Since Mangano took office, his administration has invested over $70 million in emergency repairs to the facility. In order To improve transparency and communication, the administration also created a New Community Notification System so residents knew when a problem arose at the plant.
As a result of the County, State and Federal investments, the plants performance improved and no violations occurred in more than 18 months, Mangano said.
“Sadly, this progress was reversed when Hurricane Sandy hit our shores,” he added. “The Superstorm delivered 9 feet of seawater into the Bay Park plant and caused serious plant failures. For 49 hours, the plant remained off line. System breaches occurred in East Rockaway and Baldwin – damaging hundreds of homes and neighborhoods. Thanks to a Federal-State-County Critical Response Team, the plant was up and fully processing sewage by mid-November. The team helped secure temporary equipment and established new procedures in the plant. By December, the plant was meeting all DEC guidelines.”
To help homeowners impacted by the sewage breaches, Mangano implemented interior and exterior home cleaning programs that have assisted over 400 homes. This week, they begin offering cleaning and lawn re-seeding to the affected residents.
The Clean and Seed Program will include an initial assessment of a property. Services include the removal, and then replacement, of top soil, lawn seeding and the cleaning of permanent structures around the home. Anyone interested in the program should email send an email to firstname.lastname@example.org or call 516-535-5730.

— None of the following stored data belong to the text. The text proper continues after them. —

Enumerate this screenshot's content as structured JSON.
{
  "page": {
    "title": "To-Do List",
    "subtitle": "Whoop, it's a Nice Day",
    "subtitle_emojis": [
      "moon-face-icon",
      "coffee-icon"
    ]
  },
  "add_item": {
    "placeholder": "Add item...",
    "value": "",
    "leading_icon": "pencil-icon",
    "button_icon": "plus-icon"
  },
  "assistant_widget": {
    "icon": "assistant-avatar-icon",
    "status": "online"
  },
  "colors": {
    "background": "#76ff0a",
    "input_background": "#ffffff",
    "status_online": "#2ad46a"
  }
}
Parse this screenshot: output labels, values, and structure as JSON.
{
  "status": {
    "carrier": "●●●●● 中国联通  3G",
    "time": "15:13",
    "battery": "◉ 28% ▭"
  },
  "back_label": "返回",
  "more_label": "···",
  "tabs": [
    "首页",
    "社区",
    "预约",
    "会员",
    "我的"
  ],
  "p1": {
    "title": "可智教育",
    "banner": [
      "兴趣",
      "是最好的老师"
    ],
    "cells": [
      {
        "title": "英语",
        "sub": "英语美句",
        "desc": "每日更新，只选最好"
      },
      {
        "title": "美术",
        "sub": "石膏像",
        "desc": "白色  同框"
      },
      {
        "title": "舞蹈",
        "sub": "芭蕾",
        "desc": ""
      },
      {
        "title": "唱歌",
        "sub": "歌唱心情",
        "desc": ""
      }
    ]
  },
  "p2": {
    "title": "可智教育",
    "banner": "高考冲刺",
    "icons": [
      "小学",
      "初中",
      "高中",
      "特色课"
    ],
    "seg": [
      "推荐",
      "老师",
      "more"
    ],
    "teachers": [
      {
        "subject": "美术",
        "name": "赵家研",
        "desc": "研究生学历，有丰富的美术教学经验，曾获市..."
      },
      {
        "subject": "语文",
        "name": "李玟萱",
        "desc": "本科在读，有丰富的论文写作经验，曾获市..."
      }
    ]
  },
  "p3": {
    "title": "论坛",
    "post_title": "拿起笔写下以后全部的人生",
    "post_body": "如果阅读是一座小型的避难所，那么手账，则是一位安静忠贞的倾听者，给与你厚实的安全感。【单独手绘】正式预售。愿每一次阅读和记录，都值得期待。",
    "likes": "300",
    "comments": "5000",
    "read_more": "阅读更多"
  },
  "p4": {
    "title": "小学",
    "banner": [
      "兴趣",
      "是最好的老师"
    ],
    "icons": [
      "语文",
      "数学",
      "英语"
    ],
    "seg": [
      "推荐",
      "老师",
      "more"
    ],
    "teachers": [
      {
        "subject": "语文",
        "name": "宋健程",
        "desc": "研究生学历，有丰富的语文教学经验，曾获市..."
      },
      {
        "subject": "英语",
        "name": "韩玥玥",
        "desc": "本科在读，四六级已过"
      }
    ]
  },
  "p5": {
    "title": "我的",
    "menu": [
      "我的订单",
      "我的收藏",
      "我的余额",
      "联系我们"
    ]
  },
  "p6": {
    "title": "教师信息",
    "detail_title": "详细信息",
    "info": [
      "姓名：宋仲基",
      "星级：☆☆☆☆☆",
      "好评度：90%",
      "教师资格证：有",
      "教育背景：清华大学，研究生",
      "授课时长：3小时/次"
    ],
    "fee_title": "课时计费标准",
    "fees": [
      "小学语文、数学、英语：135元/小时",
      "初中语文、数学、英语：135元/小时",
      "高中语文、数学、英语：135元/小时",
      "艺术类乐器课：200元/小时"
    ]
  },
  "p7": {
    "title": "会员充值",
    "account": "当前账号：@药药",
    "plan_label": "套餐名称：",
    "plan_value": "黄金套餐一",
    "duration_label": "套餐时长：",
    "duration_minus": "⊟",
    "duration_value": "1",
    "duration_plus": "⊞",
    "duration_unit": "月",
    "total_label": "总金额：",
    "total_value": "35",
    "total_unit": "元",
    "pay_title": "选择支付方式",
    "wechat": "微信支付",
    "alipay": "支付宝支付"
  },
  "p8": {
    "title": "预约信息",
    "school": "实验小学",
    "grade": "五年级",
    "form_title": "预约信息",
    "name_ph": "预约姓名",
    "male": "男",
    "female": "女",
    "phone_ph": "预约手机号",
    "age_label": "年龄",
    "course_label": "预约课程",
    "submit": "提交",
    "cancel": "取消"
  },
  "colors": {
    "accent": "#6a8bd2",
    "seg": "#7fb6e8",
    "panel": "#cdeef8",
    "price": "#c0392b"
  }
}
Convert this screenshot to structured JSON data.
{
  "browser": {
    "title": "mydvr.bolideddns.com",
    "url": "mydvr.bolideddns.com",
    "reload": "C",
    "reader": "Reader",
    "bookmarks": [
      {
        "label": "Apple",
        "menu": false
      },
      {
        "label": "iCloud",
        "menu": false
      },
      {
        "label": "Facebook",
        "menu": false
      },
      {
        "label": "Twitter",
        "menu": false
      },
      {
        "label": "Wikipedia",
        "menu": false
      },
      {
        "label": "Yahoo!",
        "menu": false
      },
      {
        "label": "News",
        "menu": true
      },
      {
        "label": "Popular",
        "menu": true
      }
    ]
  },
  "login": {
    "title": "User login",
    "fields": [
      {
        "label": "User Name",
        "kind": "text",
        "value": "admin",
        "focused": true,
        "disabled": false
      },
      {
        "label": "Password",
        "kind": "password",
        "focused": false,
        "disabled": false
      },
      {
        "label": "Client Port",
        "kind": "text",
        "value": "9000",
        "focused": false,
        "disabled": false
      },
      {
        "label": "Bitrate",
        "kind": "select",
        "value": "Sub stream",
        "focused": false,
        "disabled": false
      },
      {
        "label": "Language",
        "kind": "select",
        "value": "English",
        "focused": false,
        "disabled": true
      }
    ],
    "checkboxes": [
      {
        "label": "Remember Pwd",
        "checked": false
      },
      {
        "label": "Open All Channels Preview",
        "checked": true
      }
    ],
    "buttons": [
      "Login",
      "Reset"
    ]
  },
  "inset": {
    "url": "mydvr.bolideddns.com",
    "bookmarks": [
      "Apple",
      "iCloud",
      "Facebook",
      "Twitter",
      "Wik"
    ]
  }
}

“Make no mistake; today we are one serious mechanical failure away from an emergency that could affect half a million people,” Mangano said. “Many problems remain, including unpleasant odors. The plant is truly in a fragile state. The latest incident occurred last week at the plant when an electrical failure, caused by salt water corrosion in the electrical system, shut the plant down. The good news however is there MAY NOT have been a spill into Reynolds Channel last week as previously reported…however, we cannot continue to play this game of Russian roulette. Clearly this is an issue that will persist until major repairs are undertaken. To truly recover and ensure this neighborhood and its local waterways are protected, significant work must occur.”